Posted by Big Gav in , ,

Technology Review has an interesting example of biomimicry - a "biomimetic ceramic that is strong and tough could be used to make lightweight vehicles" - Ceramics That Won't Shatter.

Ceramics are lightweight and hard, but you can't make jet engines out of them because they'd shatter like dinner plates. So, materials scientists have been trying to mimic natural materials that combine strength (a measure of resistance to deformation) with toughness (a measure of resistance to fracture). In particular, they've looked to the porous but resilient material called nacre that lines abalone shells. Now researchers have developed a method for manufacturing nacre-like materials in the lab. These new materials have mechanical properties similar to metal alloys and are the toughest ceramics ever made. The new method could lead the way to ceramic structural materials for energy-efficient buildings and lightweight but resilient automobile frames.

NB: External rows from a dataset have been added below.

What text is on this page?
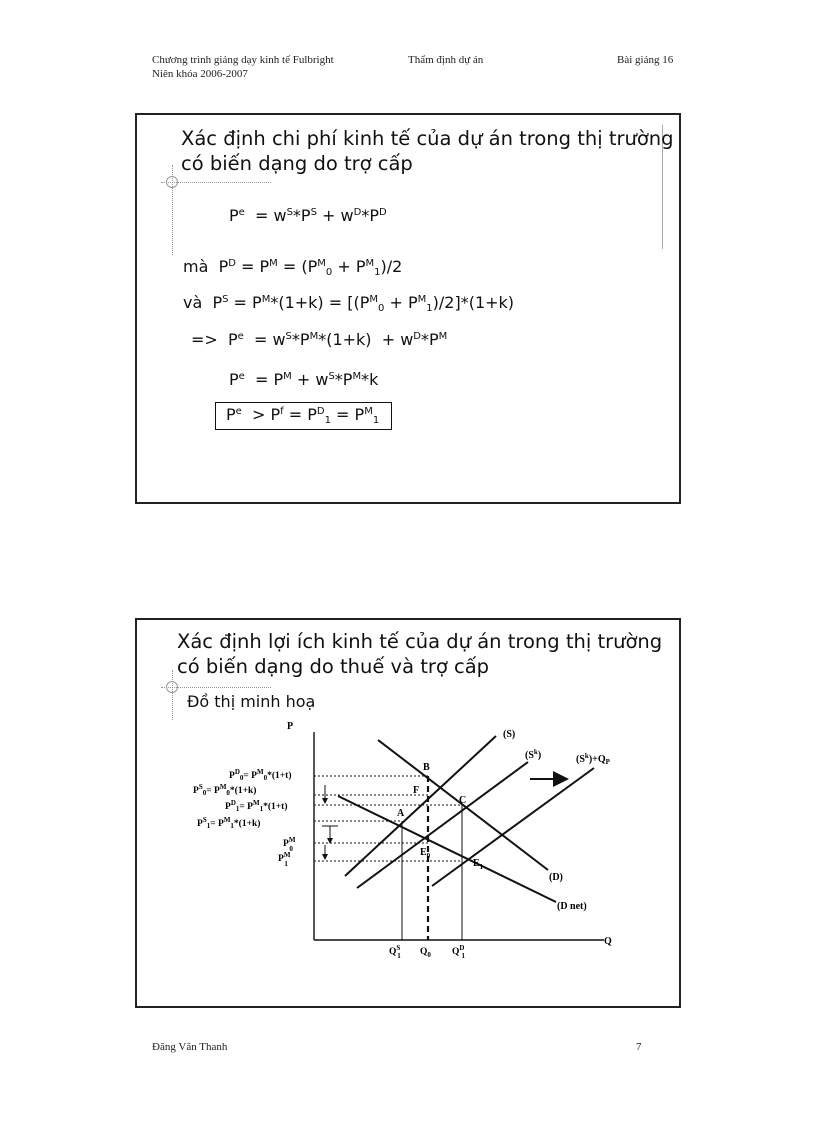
Chương trình giảng dạy kinh tế Fulbright
Niên khóa 2006-2007
Thẩm định dự án	Bài giảng 16
Xác định chi phí kinh tế của dự án trong thị trường
có biến dạng do trợ cấp
$P^e = w^S*P^S + w^D*P^D$
mà  $P^D = P^M = (P^M_0 + P^M_1)/2$
và  $P^S = P^M*(1+k) = [(P^M_0 + P^M_1)/2]*(1+k)$
=>  $P^e = w^S*P^M*(1+k) + w^D*P^M$
$P^e = P^M + w^S*P^M*k$
$P^e > P^f = P^D_1 = P^M_1$
Xác định lợi ích kinh tế của dự án trong thị trường
có biến dạng do thuế và trợ cấp
Đồ thị minh hoạ
P
Q
(S)
$(S^k)$	$(S^k)+Q_P$
(D)
(D net)
B
F
C
A
$E_0$
$E_1$
$P^D_0= P^M_0*(1+t)$
$P^S_0= P^M_0*(1+k)$
$P^D_1= P^M_1*(1+t)$
$P^S_1= P^M_1*(1+k)$
$P^M$ 0
$P^M$ 1
$Q^S$ 1 $Q_0$ $Q^D$ 1
Đăng Văn Thanh	7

Nacre, also known as mother-of-pearl, combines plates of stong but brittle calcium carbonate with a soft protein glue in a brick-and-mortar structure that's 3,000 times tougher than either constituent. Ordinarily, when scientists make composites in the lab, the resulting materials' properties average out those of their constituents. "When nature makes composites, the properties are better," says Robert Ritchie, chair of the Department of Materials Science and Engineering at the University of California, Berkeley, who co-led the ceramics research. That's because nature's composites have complex structures that are difficult to mimic. "People have tried, but can't get that fineness of structure," says Ritchie.

For years, scientists have been trying to design new materials based on tough natural materials like nacre and bone. The Berkeley ceramic "really shows that drawing our inspiration from nature in order to synthesize better materials can be very successful," says Julia Greer, a materials scientist at CalTech.

To shape their ceramics into nacre-like structures, the Berkeley researchers first create a water suspension of the material to be patterned--in this case, aluminum oxide. Then they chill it in a very controlled way. "You take the heat out at one end," explains Ritchie. This leads to long, thin structures that the researchers press into microscale, brick-like structures after heating them to evaporate the water. When this process is repeated, it creates a layered, porous structure of aluminum oxide bricks connected to one another by column-like structures--the same shapes found in natural nacre. Then, to mimic the protein glue in the abalone shell, the researchers fill the spaces with a polymer. This process is described online in the journal Science this week. Other groups have made thin films of biomimetic materials; the Berkeley group has succeeded in making large pieces.